Public Analyst it was found that the sample contained living meal worms. There was no other evidence in support of the case of the prosecution

that the Lal mirchi powder was adulterated. In para 13 of the said decision it has been decided by the Hon''ble Supreme Court like this:

Even if the nine worms found by the Public Analyst in the sample are considered to be insects, the certificate of the Public Analyst does not

support the case of the prosecution that the lal mirchi powder was adulterated, for the Public Analyst has not expressed his opinion that the lal

mirchi powder was either worm-infested or insect-infested or that on account of the presence of the meal-worms the sample was unfit for human

consumption. Therefore, I am of opinion that the prosecution has not established by any satisfactory evidence requirement of Section 2(1)(f) of the

Act. Consequently, no interference is called for with the judgment of the High Court which, as stated above, has dismissed the criminal revision in

limine. The appeal is accordingly dismissed.

So it appears that the case which was before the Hon''ble Supreme Court was that the report of the Public Analyst simply showed that there were

nine living meal-worms in the sample. As there was no other evidence in support of the prosecution that the sample was an adulterated one, so the

Hon''ble Supreme Court was of the opinion that on the basis of the said report it could not be held that the sample was adulterated within the

meaning of the section. It has been held in the said decision by Ranganath Misra J., at para 14 like this:

In my opinion, the true meaning of Section 2(ia)(f) has been brought out in Municipal Corporation of Delhi Vs. Tek Chand Bhatia, and the

conclusion that ''it would not be necessary in such a case to prove further that the article of food was unfit for human consumption is a correct

statement of the law.

10. So, it appears that it is the view of the Hon''ble Supreme Court that when there is clear opinion of the Public Analyst that the article was

adulterated then it is not necessary to prove further that [the article of food was unfit for human consumption, as claimed by the learned Advocate

for the petitioner. Section 2(ia)(f) has given clear description of the articles which are to be declared as adulterated, One of them is the finding that

it was otherwise unfit for human consumption. It does not mean that the Public Analyst is duty-bound to mention in his report that the sample which

he analysed was unfit for human consumption. In the report in question, I have already pointed out that the said sample contained huge number of

living and dead insects and the Public Analyst was of clear opinion that the sample was adulterated. The main question that is to be decided on the

basis of the Public Analyst''s report is whether the article seized was ''adulterated'' or not. Public Analyst in his report has clearly opined that on

examination he found the article in question to be ''adulterated''. As such, question of giving further opinion as to whether the said article was fit for

human consumption or not does not arise at all.
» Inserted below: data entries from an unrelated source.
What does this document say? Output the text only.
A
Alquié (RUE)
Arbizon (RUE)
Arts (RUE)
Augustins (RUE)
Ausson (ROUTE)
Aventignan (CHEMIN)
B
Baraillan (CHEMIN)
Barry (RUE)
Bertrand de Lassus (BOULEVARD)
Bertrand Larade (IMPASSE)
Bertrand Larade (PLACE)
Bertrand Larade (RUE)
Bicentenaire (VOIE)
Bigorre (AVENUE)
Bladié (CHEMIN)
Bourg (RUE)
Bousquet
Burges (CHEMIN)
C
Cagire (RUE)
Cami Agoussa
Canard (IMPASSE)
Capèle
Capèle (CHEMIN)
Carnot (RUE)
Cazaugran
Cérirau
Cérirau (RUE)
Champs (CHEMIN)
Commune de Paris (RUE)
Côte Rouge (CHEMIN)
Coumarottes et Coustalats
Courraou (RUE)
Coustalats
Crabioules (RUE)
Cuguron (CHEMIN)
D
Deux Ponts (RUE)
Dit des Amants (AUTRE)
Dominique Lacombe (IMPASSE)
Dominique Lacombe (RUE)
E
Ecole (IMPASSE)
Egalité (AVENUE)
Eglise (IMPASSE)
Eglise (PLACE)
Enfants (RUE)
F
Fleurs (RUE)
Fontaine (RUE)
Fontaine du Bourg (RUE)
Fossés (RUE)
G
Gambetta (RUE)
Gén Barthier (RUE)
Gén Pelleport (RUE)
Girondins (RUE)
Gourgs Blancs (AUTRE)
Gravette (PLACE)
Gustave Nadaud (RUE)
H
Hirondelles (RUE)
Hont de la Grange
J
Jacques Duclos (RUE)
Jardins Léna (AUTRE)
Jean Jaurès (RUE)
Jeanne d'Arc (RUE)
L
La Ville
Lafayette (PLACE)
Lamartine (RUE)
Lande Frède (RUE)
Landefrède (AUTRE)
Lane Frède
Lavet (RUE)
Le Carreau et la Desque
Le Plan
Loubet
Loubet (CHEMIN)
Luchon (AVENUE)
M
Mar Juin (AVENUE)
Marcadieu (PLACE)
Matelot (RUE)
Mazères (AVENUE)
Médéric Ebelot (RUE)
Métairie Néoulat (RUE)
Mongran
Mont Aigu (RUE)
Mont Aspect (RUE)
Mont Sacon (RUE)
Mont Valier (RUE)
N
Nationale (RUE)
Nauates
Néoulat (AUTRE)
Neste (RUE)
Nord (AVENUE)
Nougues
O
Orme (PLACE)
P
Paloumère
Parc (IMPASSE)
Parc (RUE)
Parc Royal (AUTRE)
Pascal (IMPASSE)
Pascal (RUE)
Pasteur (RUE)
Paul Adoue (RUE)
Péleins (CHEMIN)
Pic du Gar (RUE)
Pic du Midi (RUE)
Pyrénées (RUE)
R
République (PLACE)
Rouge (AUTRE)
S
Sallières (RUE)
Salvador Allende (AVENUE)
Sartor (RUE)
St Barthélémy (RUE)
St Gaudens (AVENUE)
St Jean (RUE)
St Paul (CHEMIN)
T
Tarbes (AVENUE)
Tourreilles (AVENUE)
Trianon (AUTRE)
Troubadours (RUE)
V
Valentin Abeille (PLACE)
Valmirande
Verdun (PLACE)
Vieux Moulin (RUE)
11. As such, I am of opinion that it has been clearly established by the prosecution that the accused/petitioner was guilty of selling adulterated food

stuff and as such the learned Courts below was perfectly justified in convicting the accused/petitioner for the violation of the said provision.

Considering all these things, I am of opinion, that there is no scope for this Court to interfere with the findings of the learned Courts below and to

my mind present revisional application has got no merit at all. In the result, the revisional application is dismissed. The judgment of the learned

Additional Sessions Judge, which has confirmed the judgment of the learned Magistrate, is hereby affirmed. Accused/ petitioner is directed to

surrender before the learned Court below immediately to serve out the sentence.

12. Send a copy of the judgment along with the Lower Court Record to the learned Court below immediately for taking necessary further action.

13. Xerox certified copy, if applied for, may be handed over to the party on, urgent basis.